Once the CircularRef class can resolve the reference at any time, it can be tempting to expose the reference as a property that internally does the lookup, maybe something along these lines:

public CircularRef TheOtherOne {
  get { return this.refs[this.theOtherOne]; }
}

The problem here is that now it's even more obvious that the dictionary contents change, and it's no longer a matter of making sure CircularRef waits before dereferencing the name; any user of the property also needs to wait until the dictionary is fully populated, and there's no clear indication of when that might be the case.

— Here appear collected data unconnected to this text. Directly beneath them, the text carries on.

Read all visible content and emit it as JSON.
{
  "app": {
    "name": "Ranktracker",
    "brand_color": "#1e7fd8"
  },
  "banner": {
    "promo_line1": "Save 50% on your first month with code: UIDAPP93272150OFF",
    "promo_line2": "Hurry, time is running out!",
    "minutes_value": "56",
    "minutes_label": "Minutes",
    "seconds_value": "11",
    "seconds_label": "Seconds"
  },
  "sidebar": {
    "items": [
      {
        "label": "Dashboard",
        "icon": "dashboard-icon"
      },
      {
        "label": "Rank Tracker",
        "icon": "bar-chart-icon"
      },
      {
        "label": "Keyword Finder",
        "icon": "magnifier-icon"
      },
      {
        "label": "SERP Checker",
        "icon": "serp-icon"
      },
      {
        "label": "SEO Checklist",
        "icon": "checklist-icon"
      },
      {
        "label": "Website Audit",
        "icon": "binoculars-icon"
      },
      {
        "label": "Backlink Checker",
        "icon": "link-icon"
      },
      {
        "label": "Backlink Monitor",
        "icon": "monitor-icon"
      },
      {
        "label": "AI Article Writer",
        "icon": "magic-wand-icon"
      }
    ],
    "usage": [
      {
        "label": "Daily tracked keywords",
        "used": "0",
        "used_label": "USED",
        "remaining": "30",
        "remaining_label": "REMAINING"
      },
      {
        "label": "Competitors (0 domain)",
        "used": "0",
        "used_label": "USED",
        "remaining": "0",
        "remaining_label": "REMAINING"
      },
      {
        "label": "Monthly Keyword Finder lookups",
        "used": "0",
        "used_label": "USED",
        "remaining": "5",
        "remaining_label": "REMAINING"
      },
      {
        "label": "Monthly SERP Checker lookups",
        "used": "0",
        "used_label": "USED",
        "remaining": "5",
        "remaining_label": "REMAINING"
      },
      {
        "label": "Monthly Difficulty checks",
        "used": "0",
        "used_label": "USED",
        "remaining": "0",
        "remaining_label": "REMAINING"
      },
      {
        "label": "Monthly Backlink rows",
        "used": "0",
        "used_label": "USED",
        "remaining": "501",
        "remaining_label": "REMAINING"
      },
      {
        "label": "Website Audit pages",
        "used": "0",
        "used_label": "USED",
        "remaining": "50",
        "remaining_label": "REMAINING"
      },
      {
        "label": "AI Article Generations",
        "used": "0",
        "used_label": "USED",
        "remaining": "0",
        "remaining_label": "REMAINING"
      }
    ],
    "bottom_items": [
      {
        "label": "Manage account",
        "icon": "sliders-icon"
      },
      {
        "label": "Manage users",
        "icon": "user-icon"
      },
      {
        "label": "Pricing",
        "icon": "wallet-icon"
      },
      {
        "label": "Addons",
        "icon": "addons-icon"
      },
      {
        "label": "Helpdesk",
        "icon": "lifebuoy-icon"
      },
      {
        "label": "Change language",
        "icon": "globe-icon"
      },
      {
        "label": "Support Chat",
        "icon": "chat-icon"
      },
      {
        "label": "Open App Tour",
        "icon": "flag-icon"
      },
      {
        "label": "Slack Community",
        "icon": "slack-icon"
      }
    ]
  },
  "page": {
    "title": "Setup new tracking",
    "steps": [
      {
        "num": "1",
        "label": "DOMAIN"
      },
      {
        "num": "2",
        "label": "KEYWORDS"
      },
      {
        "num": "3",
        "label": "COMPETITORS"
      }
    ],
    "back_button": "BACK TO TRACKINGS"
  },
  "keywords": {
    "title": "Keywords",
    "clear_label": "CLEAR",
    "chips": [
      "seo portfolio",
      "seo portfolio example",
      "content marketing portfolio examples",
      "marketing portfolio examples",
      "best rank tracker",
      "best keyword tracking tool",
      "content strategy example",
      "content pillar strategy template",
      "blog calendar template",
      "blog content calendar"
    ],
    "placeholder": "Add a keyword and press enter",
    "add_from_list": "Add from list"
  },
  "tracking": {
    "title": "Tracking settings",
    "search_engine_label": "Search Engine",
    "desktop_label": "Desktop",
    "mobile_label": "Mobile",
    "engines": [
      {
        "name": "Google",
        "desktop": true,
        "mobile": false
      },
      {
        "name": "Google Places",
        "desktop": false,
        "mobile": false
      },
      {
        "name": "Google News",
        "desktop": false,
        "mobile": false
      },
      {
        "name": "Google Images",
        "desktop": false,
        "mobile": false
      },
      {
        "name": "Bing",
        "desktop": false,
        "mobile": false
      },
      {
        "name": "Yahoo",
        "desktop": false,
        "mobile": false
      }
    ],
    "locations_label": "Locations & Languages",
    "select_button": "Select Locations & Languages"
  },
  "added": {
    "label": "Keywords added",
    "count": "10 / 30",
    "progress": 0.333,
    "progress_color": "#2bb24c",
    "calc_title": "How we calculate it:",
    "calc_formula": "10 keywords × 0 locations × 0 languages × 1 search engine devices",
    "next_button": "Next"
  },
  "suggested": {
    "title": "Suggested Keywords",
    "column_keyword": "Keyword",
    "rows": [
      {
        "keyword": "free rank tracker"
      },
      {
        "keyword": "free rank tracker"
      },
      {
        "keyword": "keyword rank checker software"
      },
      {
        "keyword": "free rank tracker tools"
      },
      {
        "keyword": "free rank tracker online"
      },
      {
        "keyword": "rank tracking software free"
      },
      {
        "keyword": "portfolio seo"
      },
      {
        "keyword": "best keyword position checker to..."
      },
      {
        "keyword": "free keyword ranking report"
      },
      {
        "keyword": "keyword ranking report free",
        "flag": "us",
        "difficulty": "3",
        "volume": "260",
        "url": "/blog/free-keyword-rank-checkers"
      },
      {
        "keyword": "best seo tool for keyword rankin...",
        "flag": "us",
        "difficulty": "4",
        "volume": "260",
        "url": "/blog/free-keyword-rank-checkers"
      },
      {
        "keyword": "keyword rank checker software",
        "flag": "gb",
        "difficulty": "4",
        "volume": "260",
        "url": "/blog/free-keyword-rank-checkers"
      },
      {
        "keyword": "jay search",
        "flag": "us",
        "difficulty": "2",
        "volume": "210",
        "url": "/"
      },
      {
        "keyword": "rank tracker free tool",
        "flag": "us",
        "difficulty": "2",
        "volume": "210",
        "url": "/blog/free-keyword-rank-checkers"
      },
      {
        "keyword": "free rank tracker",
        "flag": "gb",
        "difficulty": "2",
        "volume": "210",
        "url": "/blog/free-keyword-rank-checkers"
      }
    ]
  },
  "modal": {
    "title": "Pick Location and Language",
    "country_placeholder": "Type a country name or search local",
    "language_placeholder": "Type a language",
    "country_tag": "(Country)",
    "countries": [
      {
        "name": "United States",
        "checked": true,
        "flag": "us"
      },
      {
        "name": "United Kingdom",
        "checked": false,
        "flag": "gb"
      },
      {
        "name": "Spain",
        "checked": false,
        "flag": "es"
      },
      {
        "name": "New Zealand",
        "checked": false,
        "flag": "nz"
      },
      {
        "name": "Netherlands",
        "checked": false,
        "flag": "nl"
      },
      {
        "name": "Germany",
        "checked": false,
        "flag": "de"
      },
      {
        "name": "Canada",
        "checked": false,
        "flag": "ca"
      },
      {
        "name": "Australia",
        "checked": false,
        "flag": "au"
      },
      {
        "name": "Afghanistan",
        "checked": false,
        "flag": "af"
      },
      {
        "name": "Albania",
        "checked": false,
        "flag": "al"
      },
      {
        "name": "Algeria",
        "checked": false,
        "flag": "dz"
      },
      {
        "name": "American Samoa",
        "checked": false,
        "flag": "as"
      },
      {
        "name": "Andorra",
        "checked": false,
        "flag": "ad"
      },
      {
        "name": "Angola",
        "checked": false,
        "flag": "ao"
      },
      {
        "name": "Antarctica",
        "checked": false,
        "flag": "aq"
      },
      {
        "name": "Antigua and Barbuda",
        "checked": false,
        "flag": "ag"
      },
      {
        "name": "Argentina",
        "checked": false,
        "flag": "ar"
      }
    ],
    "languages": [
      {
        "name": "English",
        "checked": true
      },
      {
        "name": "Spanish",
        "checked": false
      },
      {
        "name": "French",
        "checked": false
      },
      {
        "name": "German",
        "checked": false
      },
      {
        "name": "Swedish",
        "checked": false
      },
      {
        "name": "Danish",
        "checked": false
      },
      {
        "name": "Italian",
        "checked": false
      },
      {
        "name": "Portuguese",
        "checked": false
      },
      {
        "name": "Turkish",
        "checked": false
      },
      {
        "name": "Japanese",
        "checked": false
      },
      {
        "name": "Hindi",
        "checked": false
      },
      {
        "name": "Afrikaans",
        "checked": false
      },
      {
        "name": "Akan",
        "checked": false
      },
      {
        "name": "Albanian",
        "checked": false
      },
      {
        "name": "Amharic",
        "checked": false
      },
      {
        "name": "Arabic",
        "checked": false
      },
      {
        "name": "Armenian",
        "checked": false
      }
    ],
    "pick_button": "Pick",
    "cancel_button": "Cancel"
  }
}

For these cases, I tend to favor the design where the object isn't fully immutable, but instead is constructed in two phases: an instance is created and initialized, then all the references are resolved and the instance is made immutable before exposing it to the rest of the system. So I might have a method that does all the creation of the objects, then does a second pass wiring them up, and then makes sure the instances are all read-only before returning them or otherwise making them accessible.

This is generally a good tradeoff, as it clearly delineates a period of time where objects may change, keeps the classes immutable for the purposes of most of the codebase, and allows a single piece of code outside the class itself to handle all the bookkeeping and do all dereferences at once (if a lookup is going to fail, it's good to know when).

Hope the series wasn't too dense and provides, if not some food for thought, at least some structure in how to think of the different design tradeoffs.

Enjoy!

PS: for practical examples, you can look at most any system that can use a name before it's declared, whether it be the parser for C# or a XAML page.